Michael Jordan has placed his 9,574-square-foot Park City, Utah, mansion on the market for $7.5 million, according to a report by The Salt Lake Tribune.
The five-bedroom, eight-bathroom mansion sits on four acres of pristine land nestled between the Wasatch Mountains and the Glenwild Golf Course. Built in 2006, the estate includes floor-to-ceiling windows, Italian marble and bamboo flooring, outdoor waterfalls, an infinity pool, a golf simulator, a private gym, and a massive in-home theater.
The Agency’s Jake Doilney is selling the home alongside Park City-based agent Charlie Taylor. According to The Tribune, both Doilney and Taylor are keeping mum on specifics of the deal to protect the privacy of Jordan, who purchased the home through a limited liability company (LLC).

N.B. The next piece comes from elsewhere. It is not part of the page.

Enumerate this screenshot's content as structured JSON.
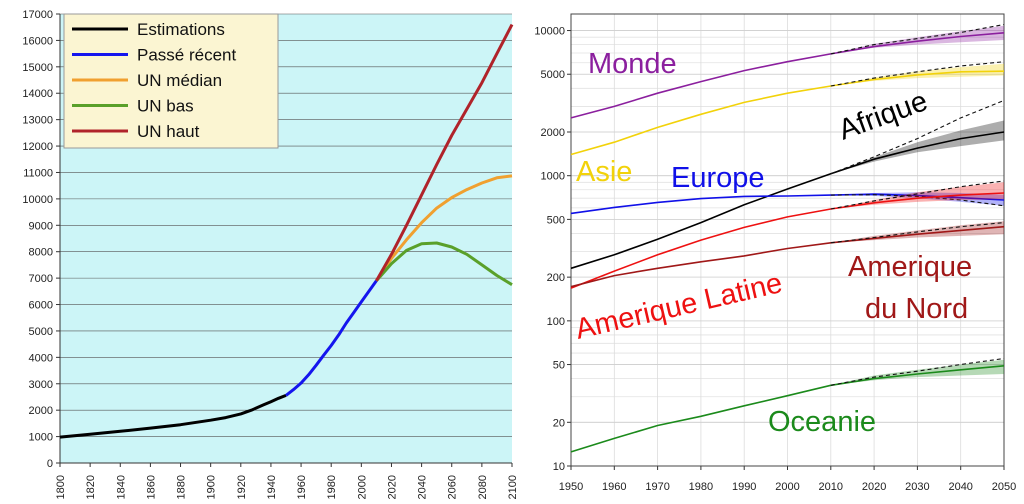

The listing has been on the market for ten days and has had more than 5,000 views on Zillow. However, this isn’t the only home Jordan has on the market.
The basketball legend placed his 56,000-square-foot Illinois estate on the market in 2012 for $29 million. The house would be an NBA fan’s dream — the welcoming gate prominently features Jordan’s jersey number, has a regulation-sized basketball court, state-of-the gym, tennis court, and putting green.
But it seems all these features aren’t enough to attract a buyer. Jordan reduced the price to $16 million in 2013 and then to $14.85 million in 2015, where it’s stayed since.
Hopefully, Jordan will have better luck this time around, but Salt Lake Board of Realtors president Scott Robbins told The Tribune it won’t be an easy sell.
“Wealthy transplants from California and New York are fueling million-dollar home sales,” Robbins said. “Nearly three of every four homes sold above $1 million were priced from $1 million to $1.5 million.”
“However, it remains somewhat of a challenge to sell a home above $1.5 million, even in today’s strong economy,” he added.
Jordan isn’t the only celebrity to experience the real estate blues — Justin Bieber tried to sell his 6,100-square-foot villa on Instagram last week after originally listing it with Hilton and Hyland for $8.99 million.
Although being a celebrity would seem to make selling a home easier, it often doesn’t.
“Oftentimes, celebrities or athletes will customize or ‘over-improve’ their homes too much, which could be a detriment when they try to sell,” Celebrity Advisors, LLC CEO Darren Weiner told Inman in 2016. “People are astute; they know value. They are not going to overpay because someone famous owned the property before.”
“I don’t think most people will buy a place just because the celebrity lived there,” added luxury real estate broker-owner Yeal Dunsky in the same article.